Что же больше всего раздражило О.К. Нотовича, а вслед за ним Н.А. Селиванова, охаявшего пьесу в следующем номере «Новостей»? Оба этих автора, несомненно составляли одну «партию» приверженцев так называемого «традиционного» репертуара Александринского театра. Сам О.К. Нотович писал инсценировки и пьесы для сцены (драма «Без выхода» янв. 1896; «Отверженный» по роману В. Гюго апр. 1897; «Сюрприз» др. этюд, дек. 1896), которые А.С. Суворин называл «детскими по бездарности»17, а Н.А. Селиванов, будучи «авторитетным» среди артистов критиком18 придерживался модели «актерского театра», основывающейся на самоценных артистических индивидуальностях.

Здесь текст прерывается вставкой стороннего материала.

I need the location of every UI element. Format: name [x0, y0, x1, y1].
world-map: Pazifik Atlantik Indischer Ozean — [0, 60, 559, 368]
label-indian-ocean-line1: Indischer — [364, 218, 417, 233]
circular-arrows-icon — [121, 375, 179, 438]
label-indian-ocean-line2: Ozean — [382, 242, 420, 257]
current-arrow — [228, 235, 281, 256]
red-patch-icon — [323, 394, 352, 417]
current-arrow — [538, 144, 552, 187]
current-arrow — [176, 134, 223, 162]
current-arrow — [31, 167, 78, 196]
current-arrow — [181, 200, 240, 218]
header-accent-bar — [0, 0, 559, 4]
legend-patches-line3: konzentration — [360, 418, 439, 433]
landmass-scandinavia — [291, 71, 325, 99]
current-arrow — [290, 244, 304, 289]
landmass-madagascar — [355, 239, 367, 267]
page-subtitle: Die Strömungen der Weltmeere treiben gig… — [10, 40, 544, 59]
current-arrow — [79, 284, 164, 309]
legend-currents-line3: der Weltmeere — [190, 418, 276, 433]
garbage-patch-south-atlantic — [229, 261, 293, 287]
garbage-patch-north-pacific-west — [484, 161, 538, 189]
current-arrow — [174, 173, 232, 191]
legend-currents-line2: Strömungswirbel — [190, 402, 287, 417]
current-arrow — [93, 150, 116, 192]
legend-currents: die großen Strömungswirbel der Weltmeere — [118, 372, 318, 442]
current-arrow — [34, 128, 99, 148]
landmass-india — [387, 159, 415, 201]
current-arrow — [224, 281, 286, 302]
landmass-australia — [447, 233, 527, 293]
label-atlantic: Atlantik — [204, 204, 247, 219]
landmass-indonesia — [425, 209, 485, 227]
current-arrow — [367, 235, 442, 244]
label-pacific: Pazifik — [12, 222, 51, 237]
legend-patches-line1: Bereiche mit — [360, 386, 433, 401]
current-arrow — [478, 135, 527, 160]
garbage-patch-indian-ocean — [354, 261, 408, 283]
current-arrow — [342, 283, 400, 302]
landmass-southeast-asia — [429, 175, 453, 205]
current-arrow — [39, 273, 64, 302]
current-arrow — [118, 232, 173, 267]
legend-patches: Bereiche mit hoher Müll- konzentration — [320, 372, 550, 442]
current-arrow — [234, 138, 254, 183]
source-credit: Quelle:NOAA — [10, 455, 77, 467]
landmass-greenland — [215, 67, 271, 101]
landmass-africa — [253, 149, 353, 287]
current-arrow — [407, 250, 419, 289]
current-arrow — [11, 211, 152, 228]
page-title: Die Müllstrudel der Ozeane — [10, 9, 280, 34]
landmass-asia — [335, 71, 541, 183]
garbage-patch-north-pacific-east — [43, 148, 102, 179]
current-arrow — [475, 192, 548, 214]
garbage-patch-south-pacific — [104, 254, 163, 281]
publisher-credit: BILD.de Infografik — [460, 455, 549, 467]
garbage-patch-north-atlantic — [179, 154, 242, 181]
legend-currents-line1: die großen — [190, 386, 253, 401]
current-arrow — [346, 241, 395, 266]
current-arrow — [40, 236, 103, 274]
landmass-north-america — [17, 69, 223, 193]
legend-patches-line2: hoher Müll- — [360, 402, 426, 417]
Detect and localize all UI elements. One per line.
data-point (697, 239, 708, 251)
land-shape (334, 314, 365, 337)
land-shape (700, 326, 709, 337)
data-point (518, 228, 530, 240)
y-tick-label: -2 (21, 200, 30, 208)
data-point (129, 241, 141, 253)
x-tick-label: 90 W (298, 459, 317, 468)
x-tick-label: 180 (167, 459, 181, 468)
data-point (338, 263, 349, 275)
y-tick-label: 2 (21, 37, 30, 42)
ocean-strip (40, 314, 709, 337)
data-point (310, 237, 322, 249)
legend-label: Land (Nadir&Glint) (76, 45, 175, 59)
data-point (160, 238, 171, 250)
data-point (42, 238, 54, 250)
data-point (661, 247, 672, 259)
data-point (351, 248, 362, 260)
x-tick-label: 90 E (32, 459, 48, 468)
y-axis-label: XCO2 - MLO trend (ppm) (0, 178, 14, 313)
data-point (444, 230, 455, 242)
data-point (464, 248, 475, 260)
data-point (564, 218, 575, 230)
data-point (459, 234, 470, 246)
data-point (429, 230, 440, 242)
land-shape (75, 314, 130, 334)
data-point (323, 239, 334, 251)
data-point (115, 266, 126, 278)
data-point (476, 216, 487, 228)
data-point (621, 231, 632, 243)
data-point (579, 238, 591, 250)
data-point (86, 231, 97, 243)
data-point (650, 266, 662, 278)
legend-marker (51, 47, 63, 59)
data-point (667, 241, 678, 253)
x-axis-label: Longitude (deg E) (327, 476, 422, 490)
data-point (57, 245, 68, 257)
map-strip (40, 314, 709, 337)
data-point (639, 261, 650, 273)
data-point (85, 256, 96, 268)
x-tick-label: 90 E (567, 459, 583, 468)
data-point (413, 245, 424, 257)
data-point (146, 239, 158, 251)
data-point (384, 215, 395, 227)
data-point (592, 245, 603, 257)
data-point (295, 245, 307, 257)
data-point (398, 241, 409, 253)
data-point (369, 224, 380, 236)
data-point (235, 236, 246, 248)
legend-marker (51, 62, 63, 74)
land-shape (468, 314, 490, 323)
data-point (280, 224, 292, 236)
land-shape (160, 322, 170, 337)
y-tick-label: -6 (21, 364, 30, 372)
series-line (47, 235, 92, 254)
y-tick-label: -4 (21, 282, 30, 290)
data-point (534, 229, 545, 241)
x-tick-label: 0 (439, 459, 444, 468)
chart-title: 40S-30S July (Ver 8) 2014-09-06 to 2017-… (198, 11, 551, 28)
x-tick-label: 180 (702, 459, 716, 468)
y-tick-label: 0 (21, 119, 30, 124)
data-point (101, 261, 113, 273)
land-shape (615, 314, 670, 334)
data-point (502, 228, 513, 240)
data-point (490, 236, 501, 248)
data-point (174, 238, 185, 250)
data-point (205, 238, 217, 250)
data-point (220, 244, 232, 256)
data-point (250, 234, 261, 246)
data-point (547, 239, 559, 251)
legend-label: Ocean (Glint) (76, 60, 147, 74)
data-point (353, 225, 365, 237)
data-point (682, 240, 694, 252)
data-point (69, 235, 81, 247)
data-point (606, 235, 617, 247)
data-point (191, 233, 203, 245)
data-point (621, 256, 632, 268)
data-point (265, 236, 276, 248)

Конечно, вражда издателя «Нового времени», взявшего А.П. Чехова «под свое крыло» с бывшим его сотрудником, ставшим еще с 1880-х годов владельцем «Новостей», не могла не отразиться на особо злобном тоне высказываний. Но здесь выразились и совершенно определенные эстетические пристрастия автора. О.К. Нотович в своем отзыве оказался удивительно близок точке зрения А.А. Потехина, указавшего в своем отзыве на наглядную связь «Чайки» с ибсеновской «Дикой уткой»19. Об известном мнении А.А. Потехина, утверждавшего, что влияние Г. Ибсена не должно заслонять «своих талантов», вспоминал в своих мемуарах П.П. Гнедич20. Несомненно, что в отзыве «Новостей» сказалось мнение терявшей свои позиции партии сторонников старого «традиционного» направления Александринского театра. Говоря о предосудительности намерения автора пренебрегать вкусами публики, О.К. Нотович практически солидаризировался с мнением о вредном влиянии ибсеновского направления «новой драмы» и тут же «переходил на личности», заявляя о несоизмеримости амбиций Чехова с масштабами его таланта.

В статье Н.А. Селиванова от 19 октября эти три тезиса, намеченные накануне О.К. Нотовичем, получают свое развитие21. Тема развенчания «большого таланта» доминирует в первой части этой статьи. Позиция автора статьи становится ясна, когда он сравнивает талант Чехова с талантом Короленко. В творчестве В.Г. Короленко Н.А. Селиванов видит большую социальную значимость, критический реализм этого писателя, несомненно, воспринимается автором статьи как некий эталон. Вместе с тем, оказывается, что отсутствие у Чехова идейной тенденции, когда все в его пьесе (даже изображение негативных явлений) выходит «просто так», приводит, по мнению Селиванова, к тому, что «Чехов ведет свою творческую работу по-репортерски», а это, в свою очередь, как кажется критику, не имеет ничего общего с художественным творчеством. Надо отдать должное Н.А. Селиванову, достаточно чутко уловившего характер новации Чехова, хотя и сделавшего из своего наблюдения весьма тенденциозный вывод. Рассматривая содержание пьесы с точки зрения социально-нравственного стереотипа, Селиванов приходил к заключению, что «если принять чеховское произведение как нечто положительное, имеющее определенные цели и задачи, то получается невероятно мрачная и ужасная картина общественных нравов». Характерно, что на отсутствие нравственного критерия в пьесе косвенно указывал еще цензор И.М. Литвинов, просивший А.П. Чехова внести исправления в наиболее откровенные, по его мнению, реплики. На «распущенность» семьи Аркадиной — Сорина — Треплева указывал даже А.С. Суворин, защищавший пьесу, понимая, конечно, под этой распущенностью, отсутствие положительного смысла в их жизни22.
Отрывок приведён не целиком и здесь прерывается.